8.5. Coroutines | Learning the bash Shell: Unix Shell Programming (In a Nutshell (OReilly))

< Day Day Up >

We've spent the last several pages on almost microscopic details of process behavior. Rather than continue our descent into the murky depths, we'll revert to a higher-level view of processes.

Earlier in this chapter, we covered ways of controlling multiple simultaneous jobs within an interactive login session; now we'll consider multiple process control within shell programs. When two (or more) processes are explicitly programmed to run simultaneously and possibly communicate with each other, we call them coroutines.

This is actually nothing new: a pipeline is an example of coroutines. The shell's pipeline construct encapsulates a fairly sophisticated set of rules about how processes interact with each other. If we take a closer look at these rules, we'll be better able to understand other ways of handling coroutines most of which turn out to be simpler than pipelines.
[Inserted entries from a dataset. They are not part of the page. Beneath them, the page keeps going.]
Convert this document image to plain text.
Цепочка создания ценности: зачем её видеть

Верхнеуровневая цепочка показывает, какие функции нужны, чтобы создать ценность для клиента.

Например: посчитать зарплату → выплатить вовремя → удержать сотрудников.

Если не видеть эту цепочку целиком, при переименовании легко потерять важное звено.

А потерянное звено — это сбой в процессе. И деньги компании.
When you invoke a simple pipeline say, ls | more the shell invokes a series of UNIX primitive operations, or system calls. In effect, the shell tells UNIX to do the following things; in case you're interested, we include in parentheses the actual system call used at each step:

Create two subprocesses, which we'll call P1 and P2 (the fork system call).
Set up I/O between the processes so that P1's standard output feeds into P2's standard input (pipe).
Start /bin/ls in process P1 (exec).
Start /bin/more in process P2 (exec).
Wait for both processes to finish (wait).

You can probably imagine how the above steps change when the pipeline involves more than two processes.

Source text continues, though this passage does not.